Expand description
Integrations between Vortex and DataFusion.
The crate exposes two main entry points:
VortexFormatFactoryfor the file-based integration used by SQL,CREATE EXTERNAL TABLE, andListingTable.v2for direct integration from an existing VortexDataSourceRef.

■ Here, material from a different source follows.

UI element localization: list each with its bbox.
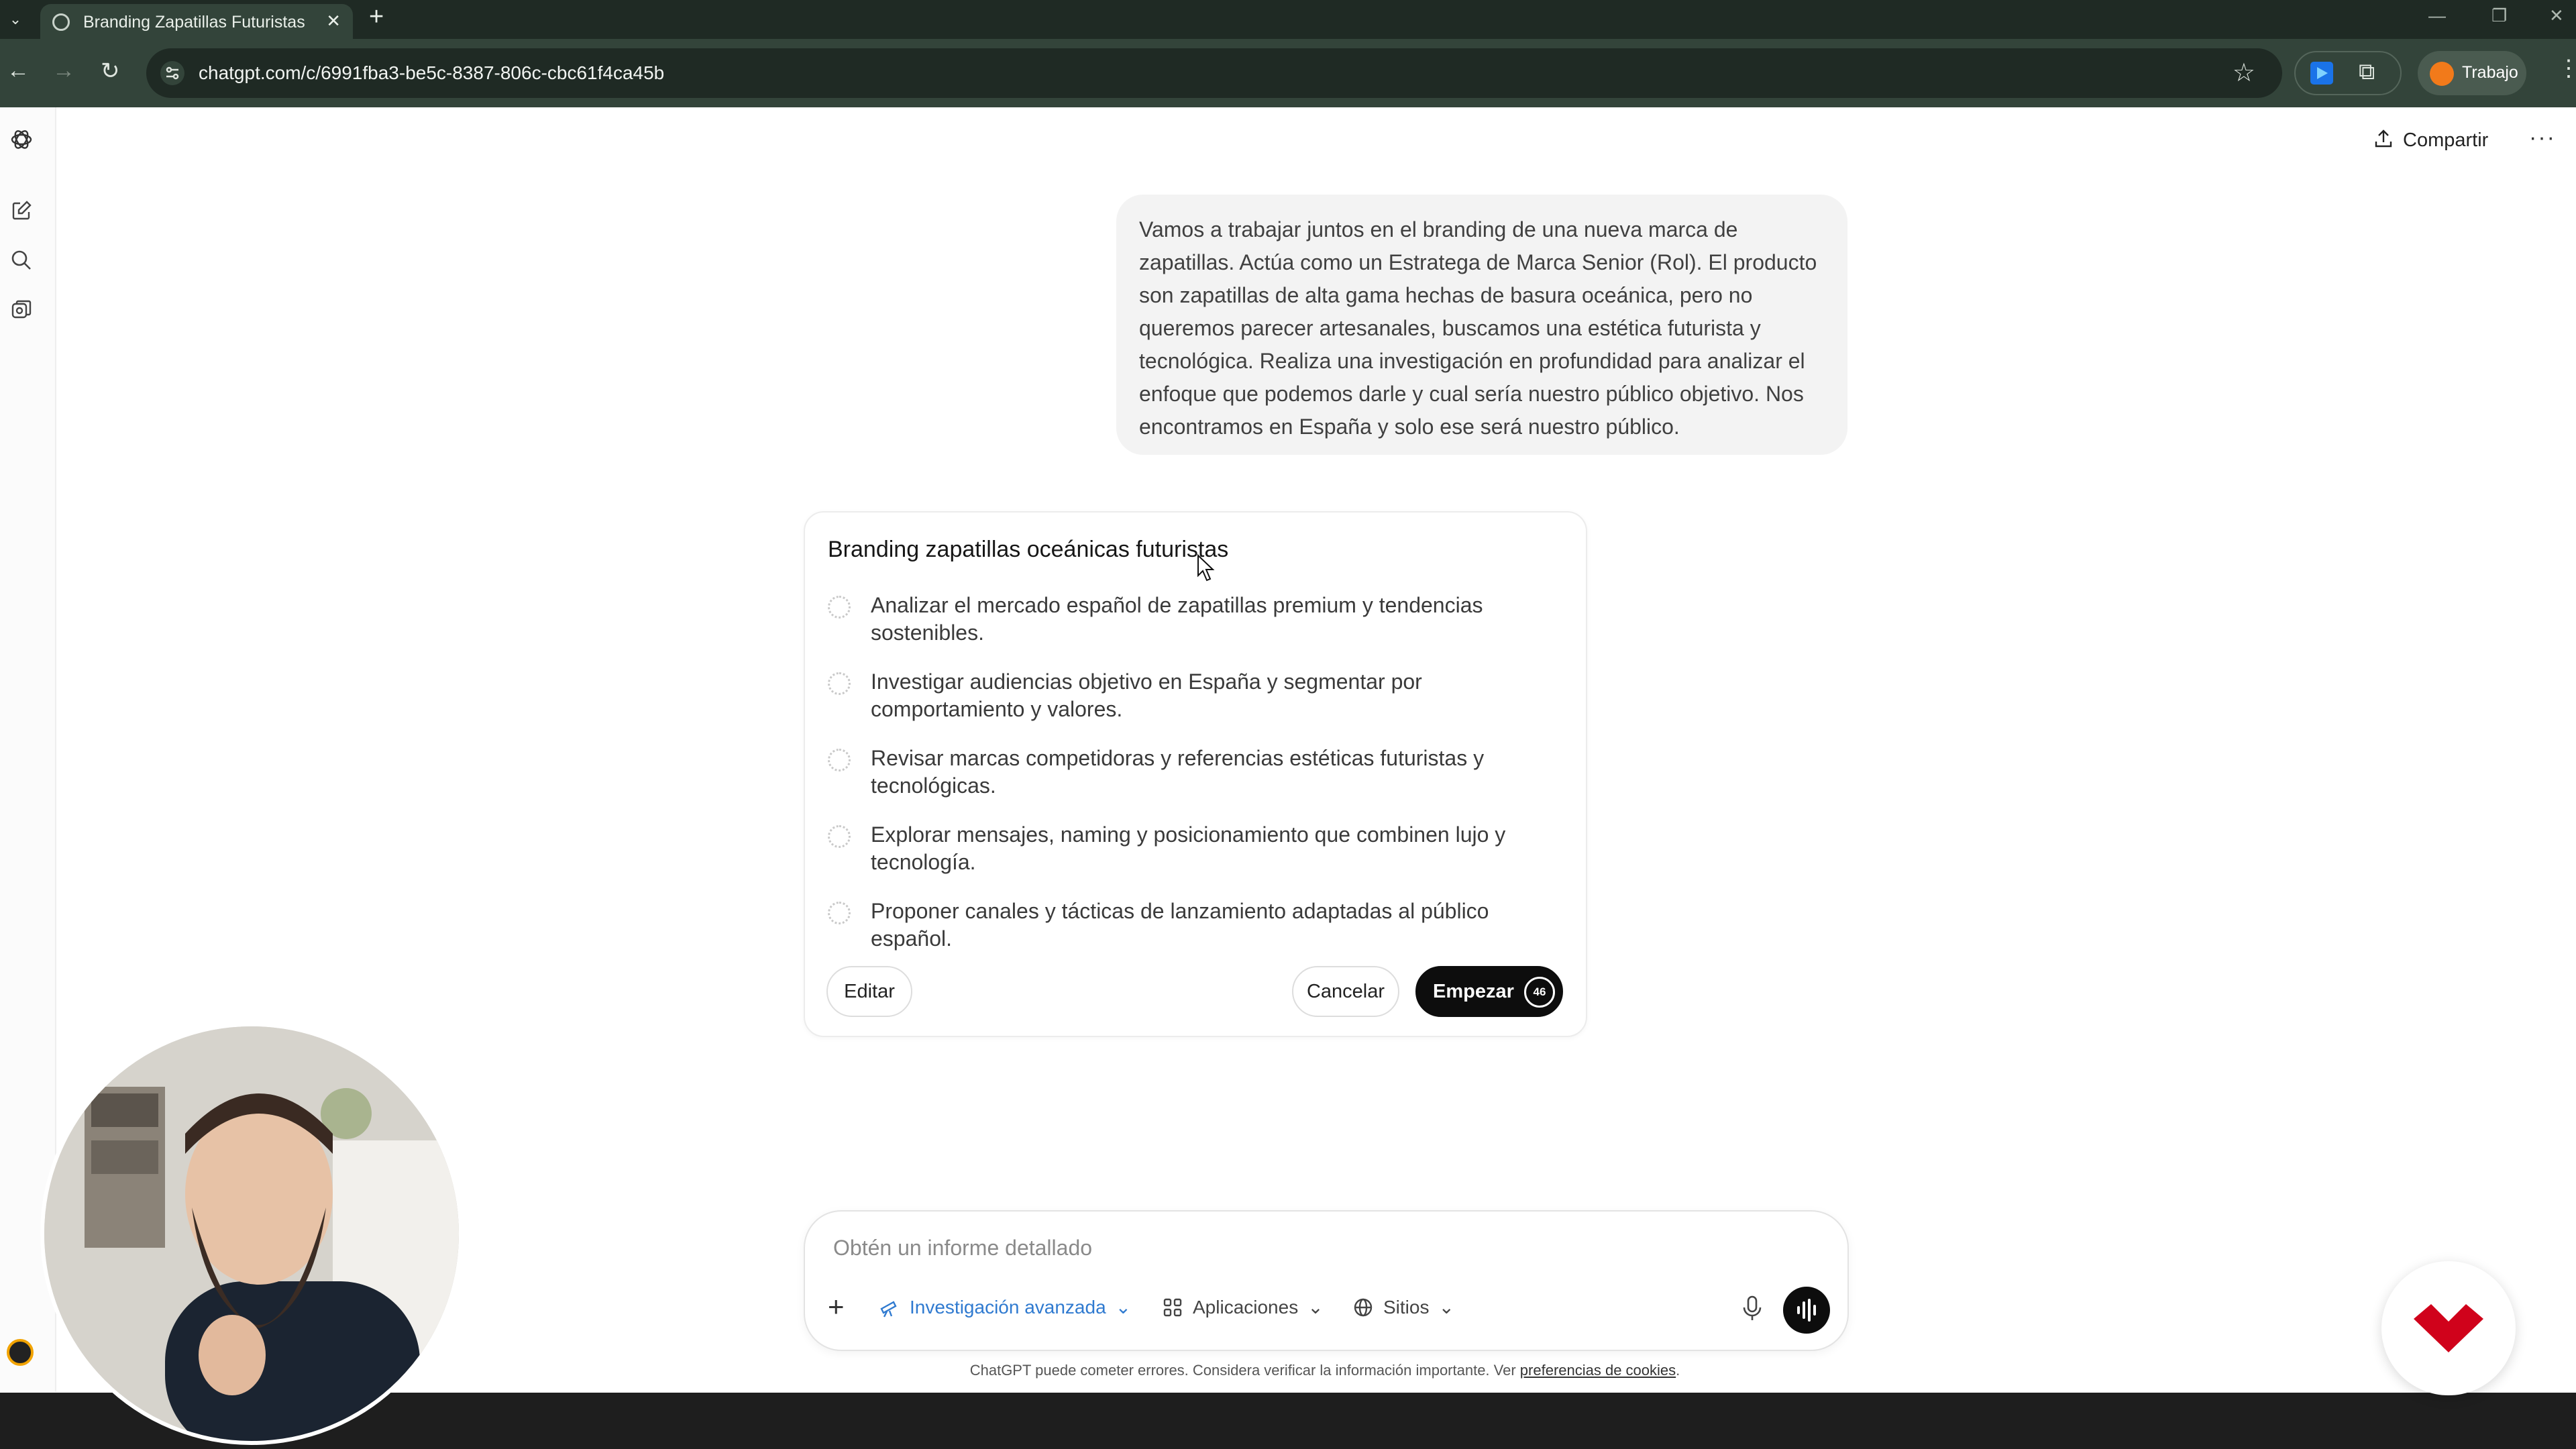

§Registering The File Format
Most applications register VortexFormatFactory with a DataFusion
SessionContext and then let DataFusion create VortexFormat and
VortexSource instances as queries are planned:
use std::sync::Arc;
use datafusion::datasource::provider::DefaultTableFactory;
use datafusion::execution::SessionStateBuilder;
use datafusion::prelude::SessionContext;
use datafusion_common::GetExt;
use vortex_datafusion::VortexFormatFactory;
let factory = Arc::new(VortexFormatFactory::new());
let mut state_builder = SessionStateBuilder::new()
.with_default_features()
.with_table_factory(
factory.get_ext().to_uppercase(),
Arc::new(DefaultTableFactory::new()),
);
if let Some(file_formats) = state_builder.file_formats() {
file_formats.push(factory.clone() as _);
}
let ctx = SessionContext::new_with_state(state_builder.build()).enable_url_table();
ctx.sql(
"CREATE EXTERNAL TABLE metrics (service VARCHAR, value BIGINT) \
STORED AS vortex LOCATION 'file:///tmp/metrics/'",
)
.await?;§Registering An Existing Vortex Data Source
If your application already has a Vortex DataSourceRef, use
v2::VortexTable to register it directly with DataFusion:
use std::sync::Arc;
use arrow_schema::Schema;
use datafusion::prelude::SessionContext;
use vortex::VortexSessionDefault;
use vortex::scan::DataSourceRef;
use vortex::session::VortexSession;
use vortex_datafusion::v2::VortexTable;
let table = Arc::new(VortexTable::new(
data_source,
VortexSession::default(),
Arc::new(Schema::empty()),
));
let ctx = SessionContext::new();
ctx.register_table("vortex_data", table)?;Modules§
- metrics
- Helpers for extracting Vortex scan metrics from DataFusion execution plans.
- reader
- Factory for creating
VortexReadAtinstances fromPartitionedFiles. - v2
- Direct DataFusion integration for an existing Vortex
DataSourceRef.
Structs§
- Vortex
Access Plan - Additional Vortex-specific scan constraints attached to a
PartitionedFile. - Vortex
Format - DataFusion
FileFormatimplementation for.vortexfiles. - Vortex
Format Factory - Registration entry point for the file-backed Vortex integration.
- Vortex
Source - File scan implementation for reading one or more
.vortexfiles. - Vortex
Table Options - Options to configure
VortexFormatandVortexSource.
Traits§
- Expression
Convertor - Trait for converting DataFusion expressions to Vortex ones.